Autre enquête sur un passé, récent, autre réécriture à partir d’un film: la Française Julie Duclos créera Du pain et des Rolls, libre adaptation théâtrale de La Maman et la Putain, de Jean Eustache. «Il s’agit d’interroger le triangle amoureux et la figure à contre-courant d’Alexandre», a confié la jeune femme, dans une interview filmée.

 

Et Françoise Courvoisier ? La directrice reprend un spectacle poignant. Les Combats d’une reine, délicat hommage à Grisélidis Real à travers trois âges de la vie de celle qui se définissait comme «écrivaine, peintre et prostituée» (LT du 11.03.2011). La tête haute, le corps ouvert et le cœur large. De quoi rapprocher Grisélidis Real de Becky, héroïne de Penelope Skinner dans En roue libre. «Une jeune femme dont la grossesse n’entame pas l’appétit sexuel, au contraire», a prévenu Claudia Staviski, directrice du Théâtre des Célestins, à Lyon. David Ayala, Valérie Crouzet et Julie-Anne Roth, géniaux chez Dan Jemmett, se feront un plaisir de secouer le cocotier british.

 

Carole Bouquet hantée

 

Qui dit Angleterre, pense Pinter. Le Prix Nobel de littérature et son art de la dissimulation séviront en fin de saison avec Ashes to ashes, rebaptisé Dispersion. Gérard Desarthe dirigera les opérations et jouera lui-même Devlin, un homme dont l’épouse, Rebecca, est hantée par la Shoah sans jamais la nommer. La mystérieuse Carole Bouquet interprétera cette âme intérieurement agitée.

 

Avant, il y aura eu un homme et son boa. Jean-Quentin Châtelain revient au Poche avec Gros-Câlin, partition fantasque de Romain Gary très éloignée du Bourlinguer de Cendrars, auquel le comédien a prêté sa puissance massive en février. Ici, il est question d’un solide serpent et d’une sirène sensuelle… Une prose d’une autre étoffe, pour le même phrasé, nasillard et envoûtant, de notre mage préféré.
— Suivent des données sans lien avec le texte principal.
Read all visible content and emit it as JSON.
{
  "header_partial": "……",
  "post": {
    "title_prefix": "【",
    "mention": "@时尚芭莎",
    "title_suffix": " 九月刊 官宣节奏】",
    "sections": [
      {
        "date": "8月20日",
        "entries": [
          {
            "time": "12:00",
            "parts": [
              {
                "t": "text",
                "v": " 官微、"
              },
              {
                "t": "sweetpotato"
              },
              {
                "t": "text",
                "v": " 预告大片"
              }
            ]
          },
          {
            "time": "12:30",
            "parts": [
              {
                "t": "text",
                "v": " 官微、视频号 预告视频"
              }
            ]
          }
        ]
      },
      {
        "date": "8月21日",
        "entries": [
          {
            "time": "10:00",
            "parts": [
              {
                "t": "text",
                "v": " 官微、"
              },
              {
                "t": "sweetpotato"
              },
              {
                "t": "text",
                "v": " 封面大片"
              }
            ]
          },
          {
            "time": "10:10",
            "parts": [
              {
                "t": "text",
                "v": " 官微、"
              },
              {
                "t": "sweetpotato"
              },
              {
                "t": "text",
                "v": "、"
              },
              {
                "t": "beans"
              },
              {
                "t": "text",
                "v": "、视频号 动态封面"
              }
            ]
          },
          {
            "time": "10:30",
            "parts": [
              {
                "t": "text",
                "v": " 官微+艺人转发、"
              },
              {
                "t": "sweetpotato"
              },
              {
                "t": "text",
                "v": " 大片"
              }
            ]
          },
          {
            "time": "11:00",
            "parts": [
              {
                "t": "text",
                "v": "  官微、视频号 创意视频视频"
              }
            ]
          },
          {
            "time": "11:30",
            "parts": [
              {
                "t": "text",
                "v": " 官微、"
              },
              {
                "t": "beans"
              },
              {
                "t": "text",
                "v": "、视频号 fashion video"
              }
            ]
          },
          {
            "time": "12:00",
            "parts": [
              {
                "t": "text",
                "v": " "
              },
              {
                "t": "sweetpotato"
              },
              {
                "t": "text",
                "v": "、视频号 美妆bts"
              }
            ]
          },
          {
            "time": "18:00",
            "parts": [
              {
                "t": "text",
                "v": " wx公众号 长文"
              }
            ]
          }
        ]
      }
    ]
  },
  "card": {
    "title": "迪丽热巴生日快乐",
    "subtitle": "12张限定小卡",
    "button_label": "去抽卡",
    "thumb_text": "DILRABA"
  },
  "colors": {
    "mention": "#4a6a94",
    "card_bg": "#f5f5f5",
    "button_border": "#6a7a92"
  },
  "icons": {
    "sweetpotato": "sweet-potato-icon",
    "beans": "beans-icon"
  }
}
---------------------------------------------------------------------------------------

 

LES THÉÂTRES DONNENT LEURS SAISONS EN SPECTACLE

 

Katia Berger, La Tribune de Genève, 23 mai 2014

 

Le Poche dévoile son affiche 2014-2015. Amuse-bouche.

 

Principales tendances de cette programmation charnière : un retour aux sources de l’écriture dramatique contemporaine, avec un Beckett et un Pinter. Et un amour affiché pour les « demeurées », ces rebuts d’une société battante, avec une pièce du même nom (au féminin pluriel) sur les savoirs inégaux d’une institutrice et d’une idiote du village. Avec un spectacle consacré à Grisélidis Réal. Et un solo de Jean-Quentin Châtelain en homme-python boursouflé de solitude. Le tout couronné par deux pièces plus carrément politiques : l’autogestion d’une entreprise et les compromissions de la Suisse pendant la Deuxième Guerre mondiale. La sensibilité à autrui, tel est le maître mot au théâtre Le Poche.

 

Pierres fines au Poche


Sur les dix spectacles qui donneront son âme au Poche 2014-2015, quatre créations. La première s’annonce déjantée : le Romand Attilio Sandro Palese signera un dansant Fever inspiré du film La fièvre du samedi soir. Cinéma encore, à la racine du spectacle de Julie Duclos accueilli à la fin de février, Du pain et des Rolls, qui s’inspire de La Maman et la putain d’Eustache. Après sa tonitruante venue en 2012 avec Chute d’une nation, l’auteur-metteur en scène français Yann Reuzeau présentera en janvier Mécanique Instable, la chronique d’une entreprise rachetée par ses employés. Quant au Trublion José Lillo, il s’emparera le mois suivant du Rapport Bergier pour susciter, sur fond de montée des nationalismes, un débat qui, lors de la parution du texte, n’avait pas eu lieu. Enfin, pour clore le règne de Françoise Courvoisier avant que Mathieu Bertholet ne prenne le pas, Gérard Desarthe viendra avec Carole Bouquet composer le noir Ashes to Ashes de Pinter.

COMMUNIQUÉ
02/04/2014
 

Mesdames, Messieurs,
Chers Spectateurs,
Chers Partenaires,
Chers Amis,

J'ai le plaisir de vous annoncer que c'est l'auteur et metteur en scène valaisan Mathieu Bertholet qui a été désigné par la Fondation d'Art Dramatique de Genève pour me succéder, dès le 1er juillet 2015, à la direction du Théâtre. Je présenterai ma dernière saison au Poche le mercredi 21 mai à 19h.

Au plaisir de partager ce moment avec vous, je vous adresse, Madame, Monsieur, Chers Spectateurs, Chers Partenaires, Chers Amis, me plus chaleureux messages.